Infomercial products, especially "miracle exercise products" such as the Bowflex or the Soloflex usually have a stigma attached to them as gimmicky or a fad. Do these machines live up to their far-fetched claims? Or will they end up on the classifieds or the closet?
Recommend this product?
This review will compare the Bowflex to the Soloflex and to free-weights, go into detail about assembly and usage of the Bowflex, and some cons with the machine.
THE SOLOFLEX VS. THE BOWFLEX
This section will be short and sweet. I've owned both a Soloflex and a Bowflex, and there is a reason why I still own my Bowflex while the Soloflex has been sold. There is also a reaon why a Soloflex gets sold for 75% off its retail price in classified ads while a Bowflex is sold for 10-20% off retail if you can even find anyone willing to part with it.
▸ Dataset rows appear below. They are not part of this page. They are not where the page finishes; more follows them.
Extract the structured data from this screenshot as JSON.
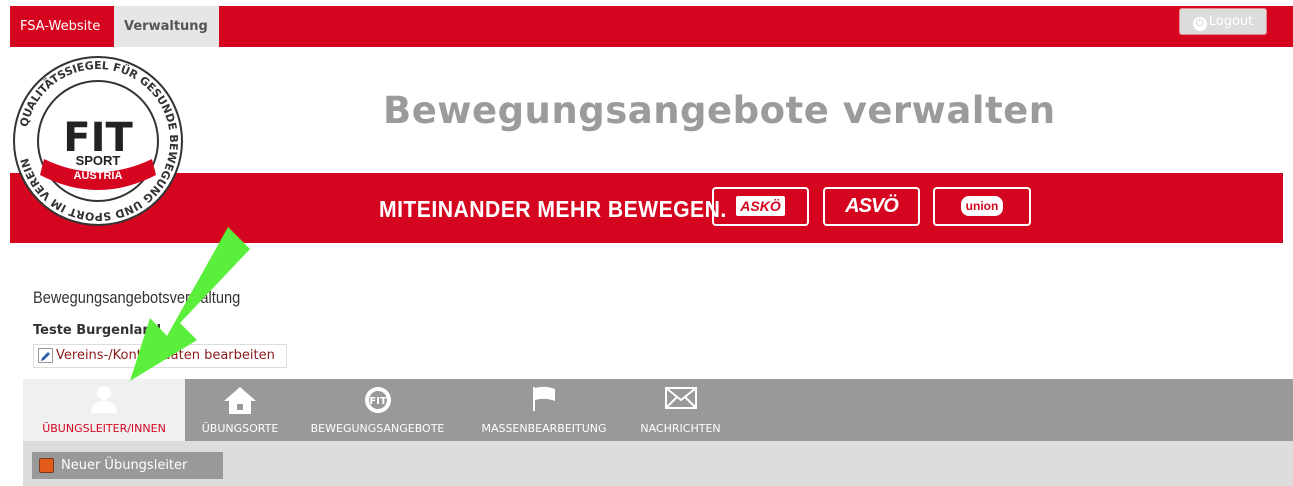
{
  "topnav": {
    "site_label": "FSA-Website",
    "admin_label": "Verwaltung",
    "logout_label": "Logout"
  },
  "banner": {
    "headline": "Bewegungsangebote verwalten",
    "slogan": "MITEINANDER MEHR BEWEGEN.",
    "partners": [
      "ASKÖ",
      "ASVÖ",
      "union"
    ],
    "logo": {
      "ring_text": "QUALITÄTSSIEGEL FÜR GESUNDE BEWEGUNG UND SPORT IM VEREIN",
      "main": "FIT",
      "sport": "SPORT",
      "austria": "AUSTRIA"
    }
  },
  "page": {
    "section_title": "Bewegungsangebotsverwaltung",
    "club_name": "Teste Burgenland",
    "edit_link": "Vereins-/Kontaktdaten bearbeiten"
  },
  "tabs": [
    {
      "label": "ÜBUNGSLEITER/INNEN",
      "icon": "person-icon",
      "active": true
    },
    {
      "label": "ÜBUNGSORTE",
      "icon": "home-icon",
      "active": false
    },
    {
      "label": "BEWEGUNGSANGEBOTE",
      "icon": "fit-logo-icon",
      "active": false
    },
    {
      "label": "MASSENBEARBEITUNG",
      "icon": "flag-icon",
      "active": false
    },
    {
      "label": "NACHRICHTEN",
      "icon": "envelope-icon",
      "active": false
    }
  ],
  "toolbar": {
    "new_button": "Neuer Übungsleiter"
  },
  "colors": {
    "brand_red": "#d6051f",
    "tab_gray": "#999999",
    "annotation_green": "#5aef3a"
  }
}
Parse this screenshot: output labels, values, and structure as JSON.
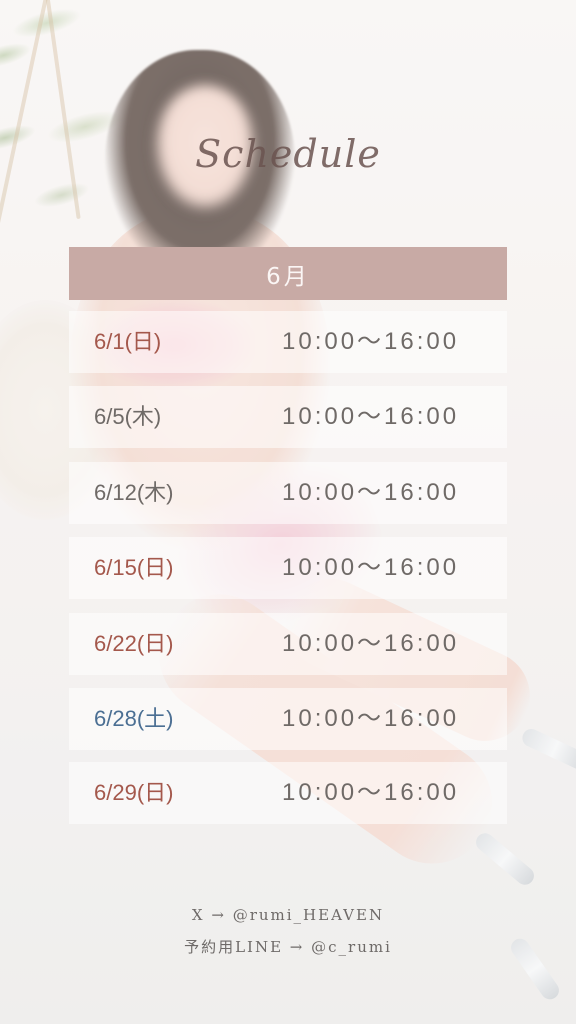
{
  "title": "Schedule",
  "month": "6月",
  "rows": [
    {
      "date": "6/1(日)",
      "time": "10:00〜16:00",
      "date_color": "#a4584c"
    },
    {
      "date": "6/5(木)",
      "time": "10:00〜16:00",
      "date_color": "#6f6a67"
    },
    {
      "date": "6/12(木)",
      "time": "10:00〜16:00",
      "date_color": "#6f6a67"
    },
    {
      "date": "6/15(日)",
      "time": "10:00〜16:00",
      "date_color": "#a4584c"
    },
    {
      "date": "6/22(日)",
      "time": "10:00〜16:00",
      "date_color": "#a4584c"
    },
    {
      "date": "6/28(土)",
      "time": "10:00〜16:00",
      "date_color": "#4b6f93"
    },
    {
      "date": "6/29(日)",
      "time": "10:00〜16:00",
      "date_color": "#a4584c"
    }
  ],
  "footer": {
    "x_line": "X → @rumi_HEAVEN",
    "line_line": "予約用LINE → @c_rumi"
  },
  "colors": {
    "month_bar": "#c8aaa5",
    "weekday_text": "#6f6a67",
    "sunday_text": "#a4584c",
    "saturday_text": "#4b6f93"
  }
}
The Soloflex's "feel" is horrible. As the rubber bands stretch, the resistance progresses so quickly that it is impossible to end the range of motion. It is also a pain to switch between exercises on the Soloflex...the pieces are heavy and clunky.
Winner:Bowflex, by far.
THE BOWFLEX VS. FREE-WEIGHTS
Purists will tell you, "There is nothing that can replace the flexibility and ease-of-use of free-weights. Why spend $1000 on that piece of informercial crud?" There is a certain merit to that argument. $1,000 will buy you a whole bunch of free-weight equipment and a nice bench with all the bells and whistles.
However, if you are like me, I hate the idea of having, at times, a hundred or more pounds of iron plates either above your neck or just somehow hanging above your head. There are the issues of having to have a spotter. It's just not practical for me.
I think the Bowflex does a fine job. The Power Rod Resistance is VERY smooth and does the job well. It does NOT feel exactly like free weights, but I got used the feel very quickly. There resistance is fairly consistent as the rods are bent. It's an excellent feel. Plus, it feels so much safer not having iron plates all around.
Winner: Bowflex, by a nose.
BOWFLEX: ASSEMBLY, EXERCISES, AND MUSCLES
Assembly is fairly easy. Follow the instructions carefully and have a couple of household tools handy and you'll be set in an hour or so.
The exercises are great. There are many to choose from and you'll love the PowerPro's rowing exercise. I can say it's fun. It helps build muscle, helps build your strength, and because the exercises are fairly free form, you'll strengthen all those stabilizer muscles as well.
Changing over from exercises to exercise is easy. Changing weight is easy too. I would say it's easier than changing plates on a free-weight set.
There are 60 some odd exercises to choose from in the booklet. It comes with an instructional video and poster. It's a nice package.
I can only think of one disadvantage to a Bowflex. Getting into position for some of the exercises will prove to be something that needs getting used to.
You have to extend your arms backwards and pull the grips into position (which is made harder because weight is already attached) for the bench press and various other exercises.
It's not a big deal.
BOWFLEX: FINAL WORDS
This is no miracle exercise machine. It's a GREAT machine for those looking for a solid piece of equipment letting you do the variety of exercises you do at the gym, without having to deal with free-weights.
Follow the routines and a good diet and you'll see the results you want.